Les faits remontent entre 1884 et 1915, les Hereros et les Namas, privés de leurs terres et de leur bétail, s’étaient révoltés contre les colons allemands, faisant une centaine de morts parmi ces derniers. Envoyé pour mater la rébellion, le général allemand Lothar von Trotha avait ordonné leur extermination. Les Namas s’étaient soulevés un an plus tard et subirent le même sort. Au total, au moins 60.000 Hereros et environ 10.000 Namas perdirent la vie entre 1904 et 1908. Les forces coloniales allemandes avaient employé des techniques génocidaires : massacres de masse, exil dans le désert où des milliers d’hommes, femmes et enfants sont morts de soif, et camps de concentration comme celui tristement célèbre de Shark Island.

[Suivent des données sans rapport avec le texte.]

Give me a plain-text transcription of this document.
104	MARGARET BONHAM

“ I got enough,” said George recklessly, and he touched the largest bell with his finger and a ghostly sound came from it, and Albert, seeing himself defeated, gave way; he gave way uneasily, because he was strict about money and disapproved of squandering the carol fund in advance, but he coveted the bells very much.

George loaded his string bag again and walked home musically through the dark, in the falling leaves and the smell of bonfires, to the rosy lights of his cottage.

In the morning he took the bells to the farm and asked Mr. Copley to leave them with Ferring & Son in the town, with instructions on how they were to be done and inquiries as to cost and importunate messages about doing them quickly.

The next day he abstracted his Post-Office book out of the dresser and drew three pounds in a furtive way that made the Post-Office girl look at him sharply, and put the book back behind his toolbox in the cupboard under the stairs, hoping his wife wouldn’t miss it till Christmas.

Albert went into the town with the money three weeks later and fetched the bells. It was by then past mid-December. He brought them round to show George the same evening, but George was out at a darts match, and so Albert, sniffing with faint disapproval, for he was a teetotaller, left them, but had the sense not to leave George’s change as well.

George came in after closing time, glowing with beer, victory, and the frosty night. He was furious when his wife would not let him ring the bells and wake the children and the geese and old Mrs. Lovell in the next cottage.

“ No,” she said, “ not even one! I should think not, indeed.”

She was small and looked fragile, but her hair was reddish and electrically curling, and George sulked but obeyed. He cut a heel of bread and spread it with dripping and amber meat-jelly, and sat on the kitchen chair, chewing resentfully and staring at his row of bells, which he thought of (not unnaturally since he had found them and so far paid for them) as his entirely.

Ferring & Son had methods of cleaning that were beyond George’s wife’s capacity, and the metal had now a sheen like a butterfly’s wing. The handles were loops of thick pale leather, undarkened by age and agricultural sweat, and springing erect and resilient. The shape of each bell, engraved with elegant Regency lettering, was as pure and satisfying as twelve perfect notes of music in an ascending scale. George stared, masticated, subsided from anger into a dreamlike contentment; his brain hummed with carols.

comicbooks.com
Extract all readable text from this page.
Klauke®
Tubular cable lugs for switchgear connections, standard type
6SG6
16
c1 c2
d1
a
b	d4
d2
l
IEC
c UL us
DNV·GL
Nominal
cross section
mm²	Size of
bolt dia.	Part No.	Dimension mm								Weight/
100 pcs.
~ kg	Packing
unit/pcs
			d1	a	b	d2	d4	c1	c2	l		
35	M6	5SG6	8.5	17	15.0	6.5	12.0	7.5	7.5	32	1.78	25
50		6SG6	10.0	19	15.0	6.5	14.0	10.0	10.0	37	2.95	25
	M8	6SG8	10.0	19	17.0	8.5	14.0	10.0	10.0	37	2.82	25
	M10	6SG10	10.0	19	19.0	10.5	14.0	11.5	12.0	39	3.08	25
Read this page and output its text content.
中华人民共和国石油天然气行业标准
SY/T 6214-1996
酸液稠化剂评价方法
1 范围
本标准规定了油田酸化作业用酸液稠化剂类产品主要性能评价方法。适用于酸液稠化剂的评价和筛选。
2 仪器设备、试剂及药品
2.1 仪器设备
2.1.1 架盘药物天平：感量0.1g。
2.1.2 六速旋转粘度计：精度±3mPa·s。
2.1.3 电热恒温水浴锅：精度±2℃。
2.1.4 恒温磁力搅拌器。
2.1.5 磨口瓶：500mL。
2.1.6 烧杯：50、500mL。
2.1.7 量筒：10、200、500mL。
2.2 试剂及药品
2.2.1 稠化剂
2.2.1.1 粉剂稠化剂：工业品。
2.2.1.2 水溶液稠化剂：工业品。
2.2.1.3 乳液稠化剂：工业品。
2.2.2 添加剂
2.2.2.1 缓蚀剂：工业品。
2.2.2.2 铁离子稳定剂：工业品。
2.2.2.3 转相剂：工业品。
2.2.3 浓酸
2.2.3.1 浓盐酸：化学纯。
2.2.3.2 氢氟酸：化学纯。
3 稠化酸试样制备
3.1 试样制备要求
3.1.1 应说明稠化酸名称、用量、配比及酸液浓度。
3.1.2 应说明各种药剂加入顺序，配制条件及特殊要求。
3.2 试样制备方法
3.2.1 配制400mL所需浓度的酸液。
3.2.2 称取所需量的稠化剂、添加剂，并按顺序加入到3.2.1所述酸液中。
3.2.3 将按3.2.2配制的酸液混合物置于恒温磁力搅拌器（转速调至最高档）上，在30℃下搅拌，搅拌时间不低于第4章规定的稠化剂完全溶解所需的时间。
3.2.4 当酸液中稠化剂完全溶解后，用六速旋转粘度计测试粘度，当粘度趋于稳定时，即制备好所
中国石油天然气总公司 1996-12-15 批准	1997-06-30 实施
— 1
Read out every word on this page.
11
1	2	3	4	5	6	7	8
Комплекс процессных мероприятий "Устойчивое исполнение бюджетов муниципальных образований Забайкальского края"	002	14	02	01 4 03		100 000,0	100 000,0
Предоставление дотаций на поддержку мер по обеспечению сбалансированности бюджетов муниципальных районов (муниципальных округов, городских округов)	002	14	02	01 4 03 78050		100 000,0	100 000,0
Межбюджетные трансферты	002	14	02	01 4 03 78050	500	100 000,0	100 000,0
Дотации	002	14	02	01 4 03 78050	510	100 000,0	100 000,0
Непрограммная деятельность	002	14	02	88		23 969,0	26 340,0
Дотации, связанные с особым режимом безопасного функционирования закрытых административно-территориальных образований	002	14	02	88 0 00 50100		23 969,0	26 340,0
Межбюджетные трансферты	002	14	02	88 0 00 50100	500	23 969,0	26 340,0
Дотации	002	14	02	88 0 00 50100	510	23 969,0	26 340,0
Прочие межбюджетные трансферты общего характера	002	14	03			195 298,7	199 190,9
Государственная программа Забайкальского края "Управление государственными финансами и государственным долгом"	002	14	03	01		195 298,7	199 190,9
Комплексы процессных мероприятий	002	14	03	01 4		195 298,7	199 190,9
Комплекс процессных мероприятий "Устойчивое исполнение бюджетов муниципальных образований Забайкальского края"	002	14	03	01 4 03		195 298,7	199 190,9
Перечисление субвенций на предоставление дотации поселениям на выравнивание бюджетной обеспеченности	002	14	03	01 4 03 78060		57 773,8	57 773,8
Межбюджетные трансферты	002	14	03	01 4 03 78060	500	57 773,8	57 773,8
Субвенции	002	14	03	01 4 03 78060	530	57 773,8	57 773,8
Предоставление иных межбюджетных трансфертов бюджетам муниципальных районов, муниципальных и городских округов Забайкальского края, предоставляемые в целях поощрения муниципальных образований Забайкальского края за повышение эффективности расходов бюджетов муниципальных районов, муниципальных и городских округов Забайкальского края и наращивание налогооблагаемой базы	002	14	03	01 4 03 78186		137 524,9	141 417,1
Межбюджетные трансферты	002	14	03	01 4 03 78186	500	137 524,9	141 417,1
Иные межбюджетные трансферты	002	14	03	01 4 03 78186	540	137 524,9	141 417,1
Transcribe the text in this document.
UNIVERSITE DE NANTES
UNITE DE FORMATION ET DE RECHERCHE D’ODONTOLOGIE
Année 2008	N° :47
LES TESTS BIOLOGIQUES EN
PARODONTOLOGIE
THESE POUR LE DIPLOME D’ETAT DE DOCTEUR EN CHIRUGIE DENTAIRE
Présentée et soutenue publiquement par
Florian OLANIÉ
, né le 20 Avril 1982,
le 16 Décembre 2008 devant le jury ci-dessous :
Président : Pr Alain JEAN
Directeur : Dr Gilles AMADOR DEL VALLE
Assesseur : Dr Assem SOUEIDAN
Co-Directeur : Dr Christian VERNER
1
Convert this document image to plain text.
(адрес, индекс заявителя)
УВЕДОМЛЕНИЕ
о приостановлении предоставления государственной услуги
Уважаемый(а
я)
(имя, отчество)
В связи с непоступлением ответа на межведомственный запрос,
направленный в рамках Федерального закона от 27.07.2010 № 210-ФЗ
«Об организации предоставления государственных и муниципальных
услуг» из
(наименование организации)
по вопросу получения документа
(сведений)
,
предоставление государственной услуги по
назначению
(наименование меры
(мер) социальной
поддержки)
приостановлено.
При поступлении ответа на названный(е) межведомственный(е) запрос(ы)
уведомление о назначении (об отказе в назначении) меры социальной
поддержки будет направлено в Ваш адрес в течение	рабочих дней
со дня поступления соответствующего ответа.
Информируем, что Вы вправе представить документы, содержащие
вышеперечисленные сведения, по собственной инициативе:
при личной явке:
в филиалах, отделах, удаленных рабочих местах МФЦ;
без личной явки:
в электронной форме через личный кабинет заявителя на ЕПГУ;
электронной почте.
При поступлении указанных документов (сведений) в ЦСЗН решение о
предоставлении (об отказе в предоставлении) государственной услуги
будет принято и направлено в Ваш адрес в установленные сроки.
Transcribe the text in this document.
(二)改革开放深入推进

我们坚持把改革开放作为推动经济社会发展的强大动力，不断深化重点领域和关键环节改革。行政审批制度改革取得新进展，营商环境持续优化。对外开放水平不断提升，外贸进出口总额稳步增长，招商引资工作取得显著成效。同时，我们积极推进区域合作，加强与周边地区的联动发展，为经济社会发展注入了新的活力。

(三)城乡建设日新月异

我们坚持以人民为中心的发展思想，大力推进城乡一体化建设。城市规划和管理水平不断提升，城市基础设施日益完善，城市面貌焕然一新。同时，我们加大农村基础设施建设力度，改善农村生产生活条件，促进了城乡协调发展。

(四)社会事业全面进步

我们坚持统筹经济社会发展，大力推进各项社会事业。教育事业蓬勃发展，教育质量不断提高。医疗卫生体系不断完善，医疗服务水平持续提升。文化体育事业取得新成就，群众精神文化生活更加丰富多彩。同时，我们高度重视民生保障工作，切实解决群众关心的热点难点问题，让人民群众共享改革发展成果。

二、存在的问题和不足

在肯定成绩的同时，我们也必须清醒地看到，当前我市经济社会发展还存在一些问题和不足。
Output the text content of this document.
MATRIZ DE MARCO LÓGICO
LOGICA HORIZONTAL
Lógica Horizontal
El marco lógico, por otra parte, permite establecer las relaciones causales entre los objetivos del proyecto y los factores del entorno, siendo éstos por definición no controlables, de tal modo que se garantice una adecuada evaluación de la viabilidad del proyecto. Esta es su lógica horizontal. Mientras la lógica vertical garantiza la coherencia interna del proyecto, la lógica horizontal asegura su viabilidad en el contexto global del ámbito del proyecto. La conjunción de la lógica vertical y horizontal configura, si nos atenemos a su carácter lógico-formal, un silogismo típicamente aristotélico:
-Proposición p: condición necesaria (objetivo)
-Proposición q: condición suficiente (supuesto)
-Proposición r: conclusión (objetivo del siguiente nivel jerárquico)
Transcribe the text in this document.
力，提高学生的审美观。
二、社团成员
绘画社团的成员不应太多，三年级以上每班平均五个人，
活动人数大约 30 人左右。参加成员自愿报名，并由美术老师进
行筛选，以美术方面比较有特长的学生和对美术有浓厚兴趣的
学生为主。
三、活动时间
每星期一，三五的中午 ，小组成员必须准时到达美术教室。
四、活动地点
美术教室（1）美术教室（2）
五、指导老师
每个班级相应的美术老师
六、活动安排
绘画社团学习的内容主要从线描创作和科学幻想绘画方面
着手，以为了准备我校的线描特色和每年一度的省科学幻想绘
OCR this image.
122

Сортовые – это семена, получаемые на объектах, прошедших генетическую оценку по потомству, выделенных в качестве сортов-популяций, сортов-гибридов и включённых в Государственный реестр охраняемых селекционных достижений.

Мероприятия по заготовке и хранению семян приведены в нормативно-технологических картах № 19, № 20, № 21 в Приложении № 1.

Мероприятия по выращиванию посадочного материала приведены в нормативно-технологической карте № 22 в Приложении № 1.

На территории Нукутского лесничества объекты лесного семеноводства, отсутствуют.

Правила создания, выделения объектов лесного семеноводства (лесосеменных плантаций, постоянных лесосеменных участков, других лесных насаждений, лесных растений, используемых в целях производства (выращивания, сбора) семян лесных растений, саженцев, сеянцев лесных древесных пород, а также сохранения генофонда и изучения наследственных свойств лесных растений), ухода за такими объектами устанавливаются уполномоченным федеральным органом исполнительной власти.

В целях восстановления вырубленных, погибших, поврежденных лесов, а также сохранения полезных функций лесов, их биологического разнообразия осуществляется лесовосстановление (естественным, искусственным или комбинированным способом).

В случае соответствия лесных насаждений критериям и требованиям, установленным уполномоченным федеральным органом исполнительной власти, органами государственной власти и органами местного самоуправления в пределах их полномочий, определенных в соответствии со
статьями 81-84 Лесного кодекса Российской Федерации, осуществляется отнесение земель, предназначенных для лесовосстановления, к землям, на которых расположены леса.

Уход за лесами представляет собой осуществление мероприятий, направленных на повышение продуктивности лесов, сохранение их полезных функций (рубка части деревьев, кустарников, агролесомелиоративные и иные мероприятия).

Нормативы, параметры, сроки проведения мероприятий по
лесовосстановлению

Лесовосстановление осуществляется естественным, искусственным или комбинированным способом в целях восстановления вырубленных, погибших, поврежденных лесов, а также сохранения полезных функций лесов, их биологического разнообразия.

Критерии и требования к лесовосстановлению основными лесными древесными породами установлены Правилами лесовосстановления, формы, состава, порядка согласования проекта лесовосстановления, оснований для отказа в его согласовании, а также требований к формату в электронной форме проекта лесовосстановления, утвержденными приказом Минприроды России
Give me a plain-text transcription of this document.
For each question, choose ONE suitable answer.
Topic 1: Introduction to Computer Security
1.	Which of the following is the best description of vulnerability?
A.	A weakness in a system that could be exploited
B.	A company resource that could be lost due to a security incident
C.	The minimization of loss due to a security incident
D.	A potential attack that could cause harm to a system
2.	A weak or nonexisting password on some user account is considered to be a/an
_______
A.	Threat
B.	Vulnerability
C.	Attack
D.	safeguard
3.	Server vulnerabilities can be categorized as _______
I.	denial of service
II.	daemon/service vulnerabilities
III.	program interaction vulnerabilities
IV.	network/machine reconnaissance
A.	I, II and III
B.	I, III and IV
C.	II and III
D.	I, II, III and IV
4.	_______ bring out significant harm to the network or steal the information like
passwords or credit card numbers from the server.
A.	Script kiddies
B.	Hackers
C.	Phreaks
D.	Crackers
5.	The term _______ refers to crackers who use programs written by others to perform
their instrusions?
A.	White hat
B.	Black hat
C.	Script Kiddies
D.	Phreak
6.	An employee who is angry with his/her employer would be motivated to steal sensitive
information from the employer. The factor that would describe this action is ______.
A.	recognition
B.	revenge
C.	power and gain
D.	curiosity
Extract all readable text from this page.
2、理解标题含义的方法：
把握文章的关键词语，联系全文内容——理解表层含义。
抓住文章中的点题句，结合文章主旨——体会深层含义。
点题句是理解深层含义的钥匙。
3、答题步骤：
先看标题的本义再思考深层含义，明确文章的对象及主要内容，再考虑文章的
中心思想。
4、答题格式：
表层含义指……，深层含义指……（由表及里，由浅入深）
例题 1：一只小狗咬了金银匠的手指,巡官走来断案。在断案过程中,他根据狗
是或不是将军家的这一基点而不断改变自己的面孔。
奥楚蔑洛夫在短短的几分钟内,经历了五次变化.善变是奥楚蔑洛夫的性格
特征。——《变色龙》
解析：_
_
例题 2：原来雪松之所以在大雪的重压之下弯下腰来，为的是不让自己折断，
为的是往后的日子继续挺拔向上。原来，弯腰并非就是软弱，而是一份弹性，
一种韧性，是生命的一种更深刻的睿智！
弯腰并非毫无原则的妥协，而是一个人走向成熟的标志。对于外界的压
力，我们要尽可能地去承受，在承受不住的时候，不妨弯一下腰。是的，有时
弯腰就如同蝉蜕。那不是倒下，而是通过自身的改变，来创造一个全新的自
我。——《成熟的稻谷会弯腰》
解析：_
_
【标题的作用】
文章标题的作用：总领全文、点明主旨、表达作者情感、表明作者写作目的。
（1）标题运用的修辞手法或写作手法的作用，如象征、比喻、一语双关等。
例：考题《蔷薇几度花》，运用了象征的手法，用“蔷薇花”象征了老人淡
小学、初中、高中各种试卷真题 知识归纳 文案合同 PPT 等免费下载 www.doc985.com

Si aujourd’hui, seuls ces faits sont qualifiés de ‘génocide’ dans l’histoire de la colonisation en Afrique, beaucoup d’autres actes d’une violence extrême ont été perpétrés pendant cette période mais ils ne sont pas pour autant qualifiés de génocides. Prenons l’exemple du massacre des Mau Mau au Kenya. En 1952, après une campagne de sabotages et d’assassinats imputée à des terroristes Mau Mau, le pouvoir colonial anglais organise des opérations militaires à l’encontre des rebelles. Plus de 100.000 rebelles et civils vont être tués au cours des combats ou dans les massacres qui caractérisent la répression et plus de 300.000 personnes seront détenues dans des camps. Aujourd’hui, si le gouvernement anglais reconnaît qu’il y a eu bel et bien un massacre, il n’évoque en aucun cas un génocide. La France, de son côté, a également reconnu son implication dans l’esclavage comme un crime contre l’humanité.
Où s’arrête le massacre et où commence un génocide ?
De 1885 à 1900, plusieurs Etats européens se jettent sur l’Afrique dans un but économique et de prestige. Les puissances qui y prennent part sont, principalement, la Grande-Bretagne, la France, l’Allemagne, l’Italie et… la Belgique. En 1880, un Etat qui se respecte est un Etat qui dispose de colonies. Il s’agit de pratiquer une exploitation commerciale violente et intensive des ressources naturelles de l’Afrique. A-t-on tué pour autant pour des raisons ethniques ?
Pour y voir plus clair, nous avons fait appel à plusieurs historiens. Pierre-Luc Plasman est l’auteur de ‘Leopold II, potentat congolais’. C’est un spécialiste de l’histoire des colonies. D’emblée, il nous explique que ce qu’on appelle les guerres coloniales pour prendre le contrôle d’un territoire ou mater des rébellions impliquaient d’autres logiques que celles de génocide. « La manière de les qualifier est de parler d’atrocités, nous explique-t-il, mais elles ne sont pas dictées par la volonté d’exterminer une population mais bien de rétablir le contrôle d’une situation en utilisant des pratiques démesurées de l’usage de la force que les consciences modernes vont tout à fait réprouver.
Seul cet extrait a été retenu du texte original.